Analyseergebnis Open eQuarter: statistische U-Werte der opaken Außenfassade für den Hochschulcampus Berlin-Charlottenburg unter Berücksichtigung des Gebäudealters und Denkmalschutzes

Quelle: Fachgebiet VPT, UdK Berlin

Analyseergebnis Open eQuarter: Denkmalgeschützte Gebäude des Hochschulcampus Berlin-Charlottenburg

Quelle: Fachgebiet VPT, UdK Berlin

Entwicklung eines Planungstools zur energetischen Quartierssanierung (Laufzeit 2013-2015)

Ziel des vom Bauministerium geförderten Forschungsvorhabens war die Entwicklung eines Open-Source Analyse- und Planungstools zur energetischen Bewertung von Stadtquartieren und ihren energetischen Sanierungsmöglichkeiten (Forschungsbericht Open eQuarter). Das neu entwickelte Planungstool wurde vom Fachgebiet VPT zusammen mit einem Ingenieurbüro für Stadtplanung und in Zusammenarbeit dem Bezirksamt Neukölln (Sanierungsträger) entwickelt und an einem konkreten Wohnviertel, einem neu ausgeschriebenen Sanierungsgebiet in Berlin-Neukölln evaluiert.

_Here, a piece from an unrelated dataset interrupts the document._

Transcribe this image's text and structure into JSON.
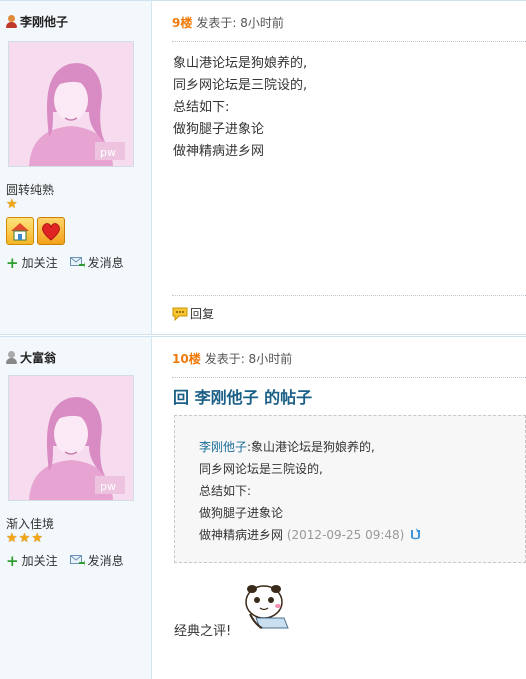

Das Open eQuarter Tool wurde als Plugin für die die GIS-Software QGIS entwickelt und steht installerbare QGIS Plugin oder als Quellcode interessierten Nutzern zur Verfügung.

Young Cities

Quelle: Fachgebiet VPT, UdK Berlin

Developing energy-effecient urban fabric in the Tehran-Karaj Region (Laufzeit 2008 - 2013)

Im vom Bundesforschungsministerium geförderten Verbundprojekt aus UdK Berlin, TU Berlin, FU Berlin und der Fraunhofer-Gesellschaft wurde für eine New Town im Nord-Iran ein nachhaltiges Stadtquartier auf einem 35 ha Pilotgelände (ca. 2000 Wohneinheiten für 8000 Bewohner) zusammen mit einem iranischen Bauforschungsinstitut entwickelt. Das Fachgebiet VPT war in diesem Projekt für die Konzeption verschiedener dezentraler, semi-zentraler und zentraler Energieversorgungssysteme verantwortlich. Die Nutzung erneuerbarer Energien spielt in diesem Kontext einen wichtigen Schwerpunkt.